TOLL ON SOCIETY: In his legacy document, Bush claims credit for promoting a "culture of life" by banning the use of federal funds for embryonic stem cell research and instituting regulations allowing health care professionals to refuse to participate in medical procedures that violate their personal beliefs. His ban on federal funding for stem cell research "set research back five to six to seven years in this country," delaying potential treatments for a number of degenerative and life threatening diseases such as Alzheimer's and Parkinson's. Similarly, the President's regulatory change allowing health care providers to abstain from procedures they deem unethical allows virtually anyone in the health care sector -- including janitors, receptionists, and volunteers -- to refuse to assist patients with obtaining birth control, abortion, fertility treatments, sterilization, or even referrals to those who would provide such services.

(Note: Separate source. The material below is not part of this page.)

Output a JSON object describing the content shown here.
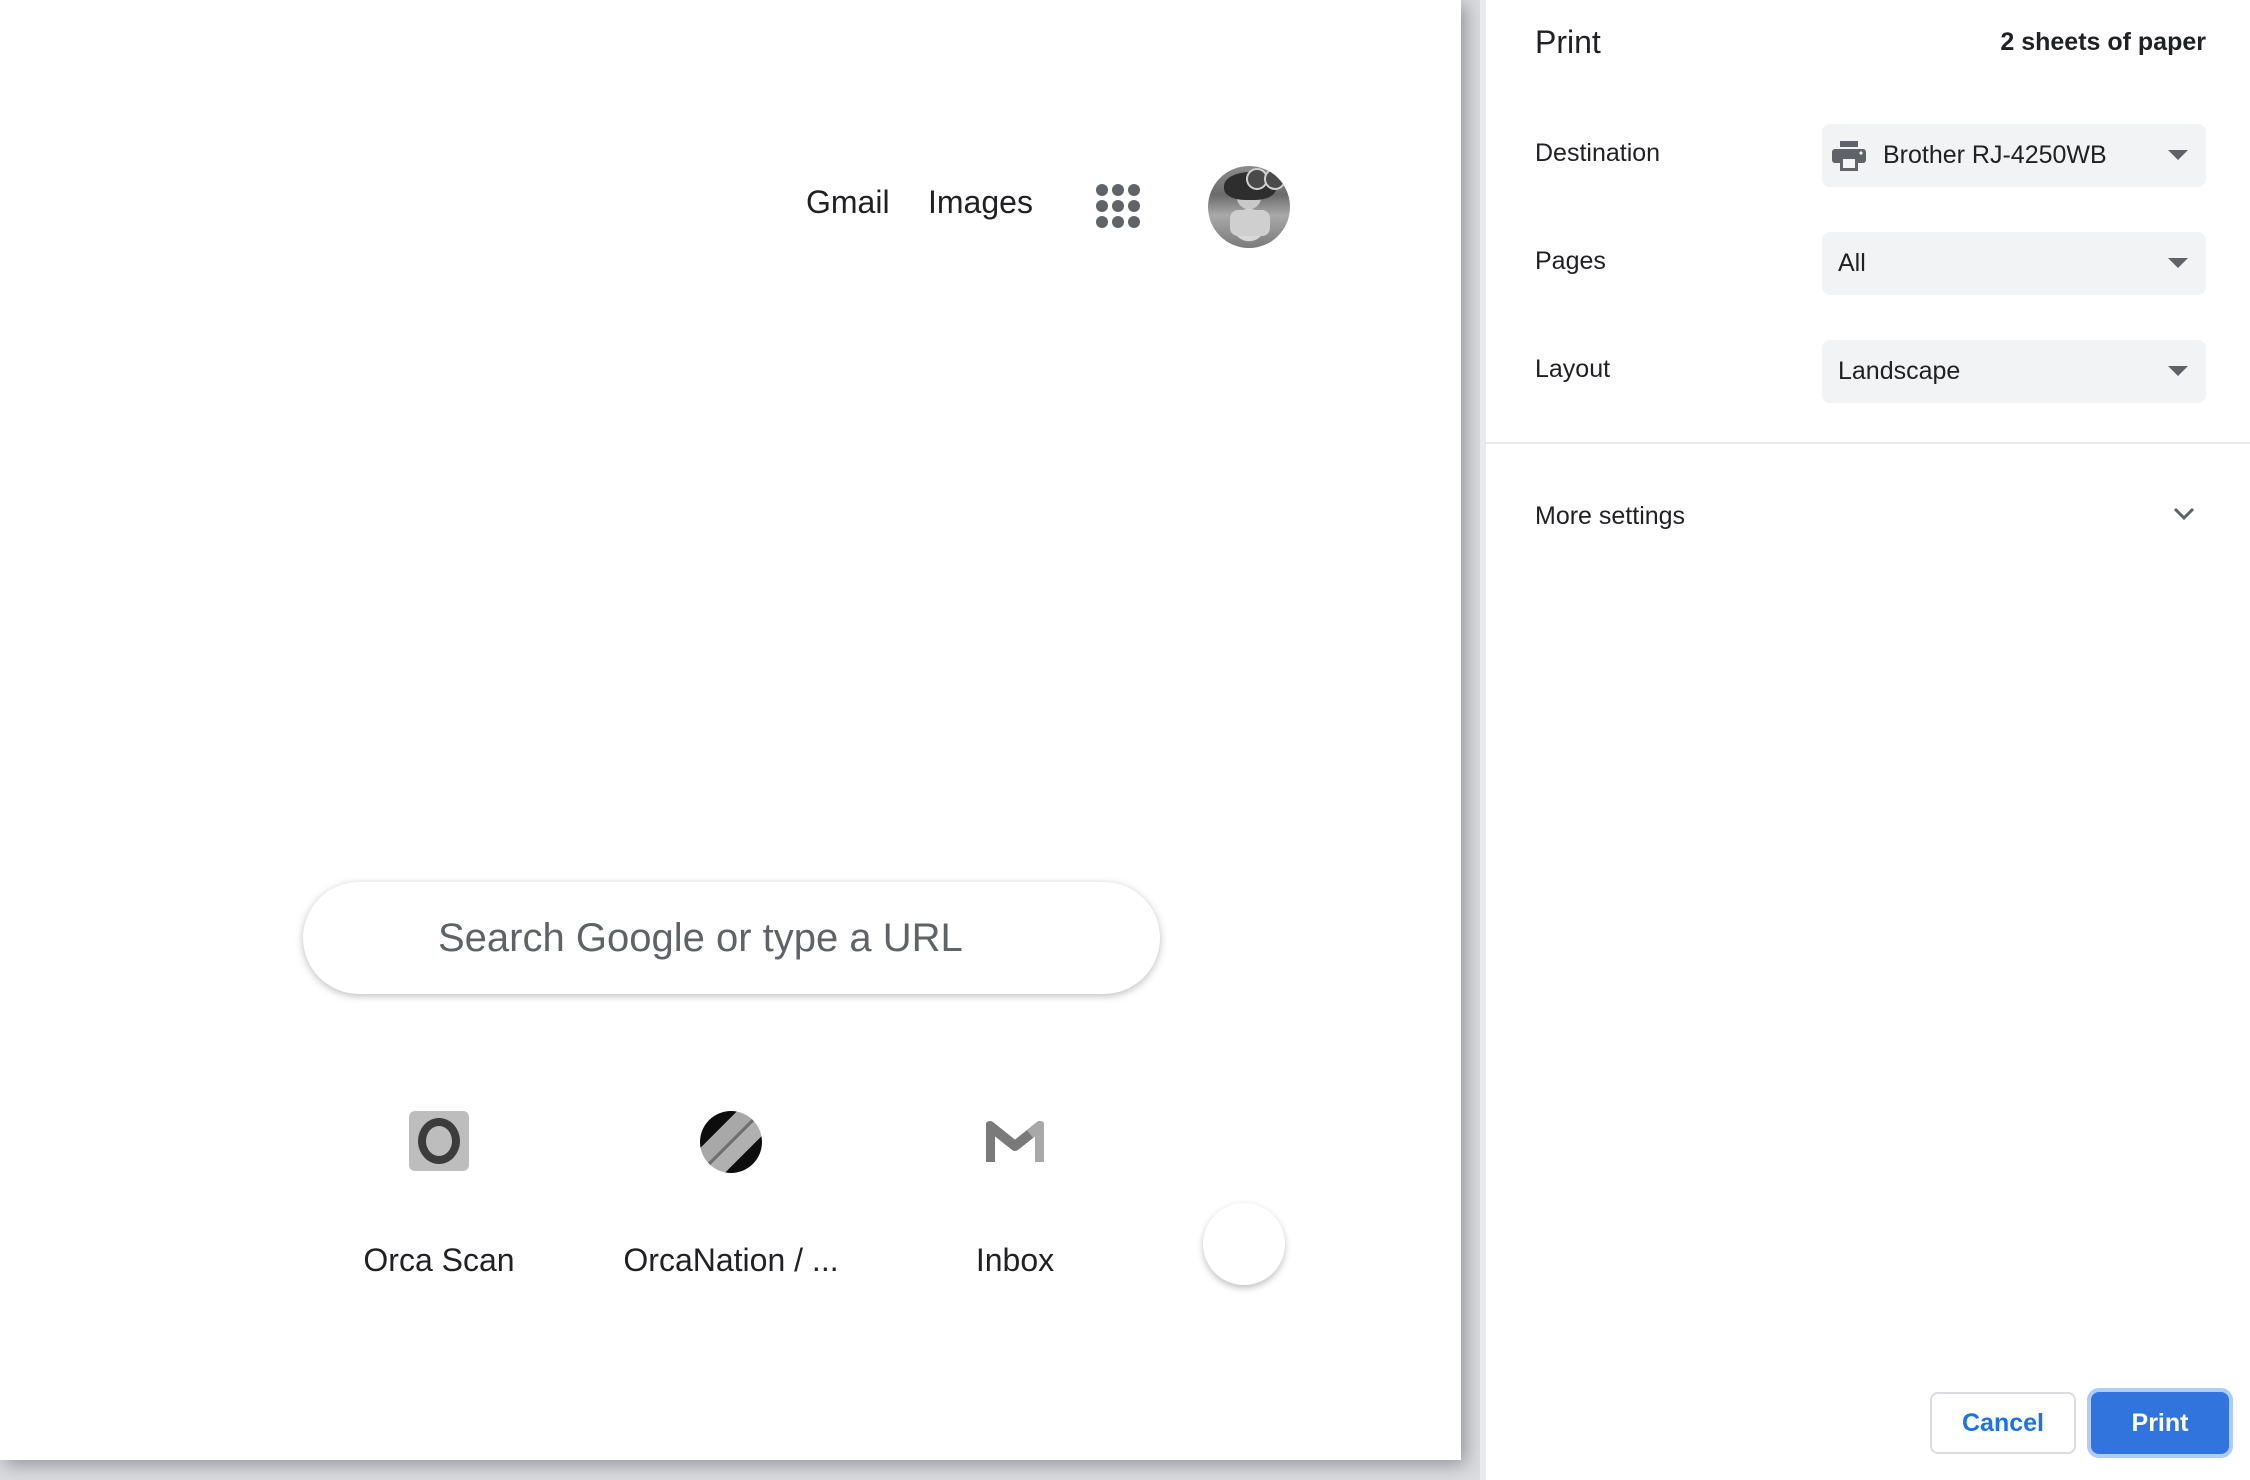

As family health insurance premiums nearly doubled, employers became less likely to offer coverage, and the total number of Americans without health insurance grew by 7 million individuals, Bush failed to meaningfully address the nation's health care crisis. In fact, he vetoed expanding the State Children's Health Insurance Program, denying 10 million low-income childrenaccess to health care. Thankfully, in failing to pass his unpopular Social Security privatization plan, the Bush presidency was not as damaging as it could have been. Had he been successful in the drive, retirees would have suffered massive losses as a result of the current financial crisis that he had a hand in creating.

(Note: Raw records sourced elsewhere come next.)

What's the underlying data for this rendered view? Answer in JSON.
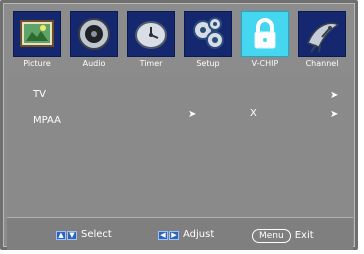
{
  "tabs": [
    {
      "label": "Picture",
      "icon": "picture-icon"
    },
    {
      "label": "Audio",
      "icon": "speaker-icon"
    },
    {
      "label": "Timer",
      "icon": "clock-icon"
    },
    {
      "label": "Setup",
      "icon": "gears-icon"
    },
    {
      "label": "V-CHIP",
      "icon": "lock-icon",
      "active": true
    },
    {
      "label": "Channel",
      "icon": "satellite-dish-icon"
    }
  ],
  "rows": [
    {
      "label": "TV"
    },
    {
      "label": "MPAA",
      "value": "X"
    }
  ],
  "footer": {
    "select_label": "Select",
    "adjust_label": "Adjust",
    "menu_label": "Menu",
    "exit_label": "Exit"
  },
  "colors": {
    "tab_bg": "#15276e",
    "tab_active_bg": "#46d7f0",
    "panel_bg": "#8a8a8a",
    "footer_bg": "#7f7f7f"
  }
}
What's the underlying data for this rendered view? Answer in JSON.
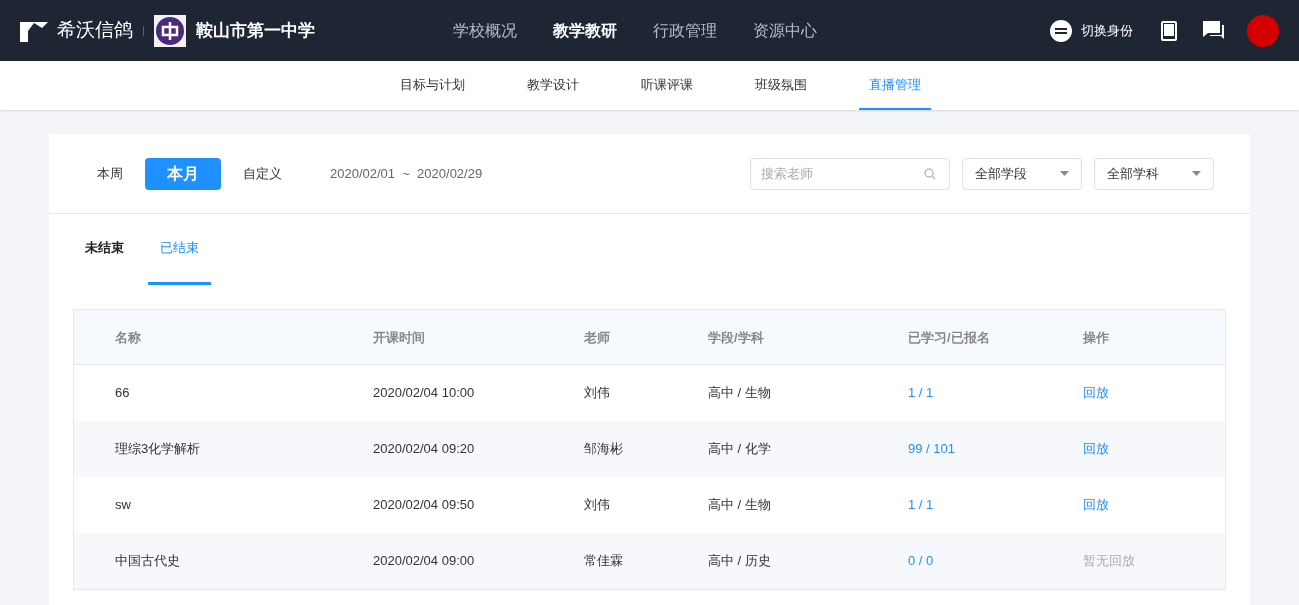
{
  "brand": {
    "name": "希沃信鸽",
    "school": "鞍山市第一中学"
  },
  "main_nav": [
    {
      "label": "学校概况",
      "selected": false
    },
    {
      "label": "教学教研",
      "selected": true
    },
    {
      "label": "行政管理",
      "selected": false
    },
    {
      "label": "资源中心",
      "selected": false
    }
  ],
  "switch_identity": "切换身份",
  "sub_nav": [
    {
      "label": "目标与计划",
      "selected": false
    },
    {
      "label": "教学设计",
      "selected": false
    },
    {
      "label": "听课评课",
      "selected": false
    },
    {
      "label": "班级氛围",
      "selected": false
    },
    {
      "label": "直播管理",
      "selected": true
    }
  ],
  "period_tabs": [
    {
      "label": "本周",
      "selected": false
    },
    {
      "label": "本月",
      "selected": true
    },
    {
      "label": "自定义",
      "selected": false
    }
  ],
  "date_range": "2020/02/01  ~  2020/02/29",
  "search": {
    "placeholder": "搜索老师"
  },
  "filters": [
    "全部学段",
    "全部学科"
  ],
  "status_tabs": [
    {
      "label": "未结束",
      "selected": false
    },
    {
      "label": "已结束",
      "selected": true
    }
  ],
  "table": {
    "columns": [
      "名称",
      "开课时间",
      "老师",
      "学段/学科",
      "已学习/已报名",
      "操作"
    ],
    "rows": [
      {
        "name": "66",
        "time": "2020/02/04 10:00",
        "teacher": "刘伟",
        "stage": "高中 / 生物",
        "count": "1 / 1",
        "action": "回放",
        "available": true
      },
      {
        "name": "理综3化学解析",
        "time": "2020/02/04 09:20",
        "teacher": "邹海彬",
        "stage": "高中 / 化学",
        "count": "99 / 101",
        "action": "回放",
        "available": true
      },
      {
        "name": "sw",
        "time": "2020/02/04 09:50",
        "teacher": "刘伟",
        "stage": "高中 / 生物",
        "count": "1 / 1",
        "action": "回放",
        "available": true
      },
      {
        "name": "中国古代史",
        "time": "2020/02/04 09:00",
        "teacher": "常佳霖",
        "stage": "高中 / 历史",
        "count": "0 / 0",
        "action": "暂无回放",
        "available": false
      }
    ]
  }
}
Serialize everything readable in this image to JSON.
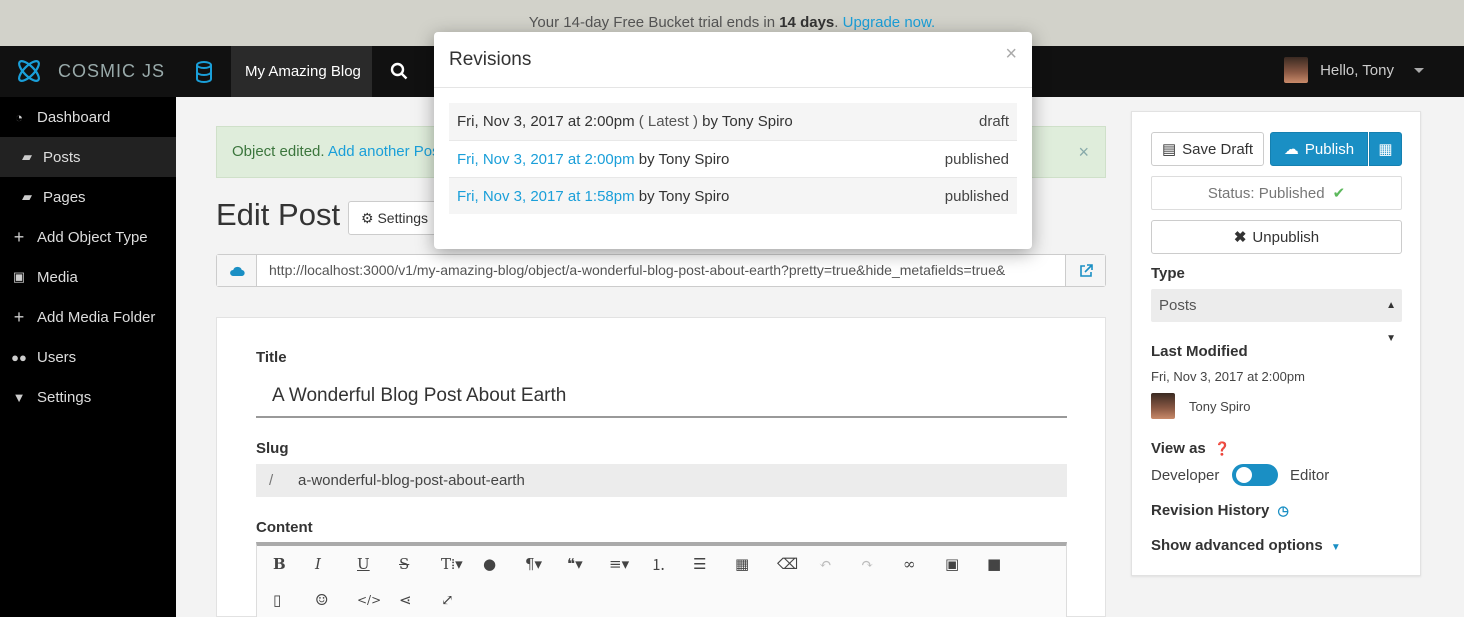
{
  "banner": {
    "prefix": "Your 14-day Free Bucket trial ends in",
    "days": "14 days",
    "period": ".",
    "upgrade_link": "Upgrade now."
  },
  "topbar": {
    "logo_text": "COSMIC JS",
    "bucket_name": "My Amazing Blog",
    "greeting": "Hello, Tony"
  },
  "sidebar": {
    "items": [
      {
        "label": "Dashboard",
        "icon": "dashboard-icon"
      },
      {
        "label": "Posts",
        "icon": "folder-icon",
        "active": true
      },
      {
        "label": "Pages",
        "icon": "folder-icon"
      },
      {
        "label": "Add Object Type",
        "icon": "plus-icon"
      },
      {
        "label": "Media",
        "icon": "image-icon"
      },
      {
        "label": "Add Media Folder",
        "icon": "plus-icon"
      },
      {
        "label": "Users",
        "icon": "users-icon"
      },
      {
        "label": "Settings",
        "icon": "caret-down-icon"
      }
    ]
  },
  "alert": {
    "text": "Object edited.",
    "link": "Add another Pos"
  },
  "main": {
    "heading": "Edit Post",
    "settings_label": "Settings",
    "url": "http://localhost:3000/v1/my-amazing-blog/object/a-wonderful-blog-post-about-earth?pretty=true&hide_metafields=true&",
    "title_label": "Title",
    "title_value": "A Wonderful Blog Post About Earth",
    "slug_label": "Slug",
    "slug_prefix": "/",
    "slug_value": "a-wonderful-blog-post-about-earth",
    "content_label": "Content"
  },
  "right_panel": {
    "save_draft": "Save Draft",
    "publish": "Publish",
    "status": "Status: Published",
    "unpublish": "Unpublish",
    "type_label": "Type",
    "type_value": "Posts",
    "last_modified_label": "Last Modified",
    "last_modified_value": "Fri, Nov 3, 2017 at 2:00pm",
    "modified_by": "Tony Spiro",
    "view_as_label": "View as",
    "developer": "Developer",
    "editor": "Editor",
    "revision_history": "Revision History",
    "advanced": "Show advanced options"
  },
  "modal": {
    "title": "Revisions",
    "close": "×",
    "revisions": [
      {
        "date": "Fri, Nov 3, 2017 at 2:00pm",
        "tag": "( Latest )",
        "by": "by",
        "author": "Tony Spiro",
        "status": "draft",
        "link": false
      },
      {
        "date": "Fri, Nov 3, 2017 at 2:00pm",
        "tag": "",
        "by": "by",
        "author": "Tony Spiro",
        "status": "published",
        "link": true
      },
      {
        "date": "Fri, Nov 3, 2017 at 1:58pm",
        "tag": "",
        "by": "by",
        "author": "Tony Spiro",
        "status": "published",
        "link": true
      }
    ]
  },
  "colors": {
    "accent": "#1a8fc4",
    "link": "#1a9fd9",
    "sidebar_bg": "#000000",
    "banner_bg": "#d2d2ca",
    "alert_bg": "#dfeddb"
  }
}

TOLL ON INTERNATIONAL RELATIONS: The legacy document also tells a story of how Bush "kept America safe and promoted liberty abroad." But this ignores the obvious fact that the attacks of 9/11 happened on his watch, not to mention the roughly 4,000 troops who have died in his wars. Further, while the President claims credit for expanding and strengthening the nation's counterterrorism tools, the U.S. military is weaker now than it was five years ago, the State Department is suffering from staffing shortages and low morale, and Bush's approval of illegal interrogation techniques harmed the CIA's intelligence-gathering initiatives and threatened troops abroad. The President's cowboy diplomacy and his disastrous invasion of Iraq led to unprecedented levels of U.S. unpopularity around the world. But Bush remains untroubled, saying recently, "I think I'll be remembered as a guy who was dealt some pretty tough issues and I dealt with them head-on and I didn't try to shy away."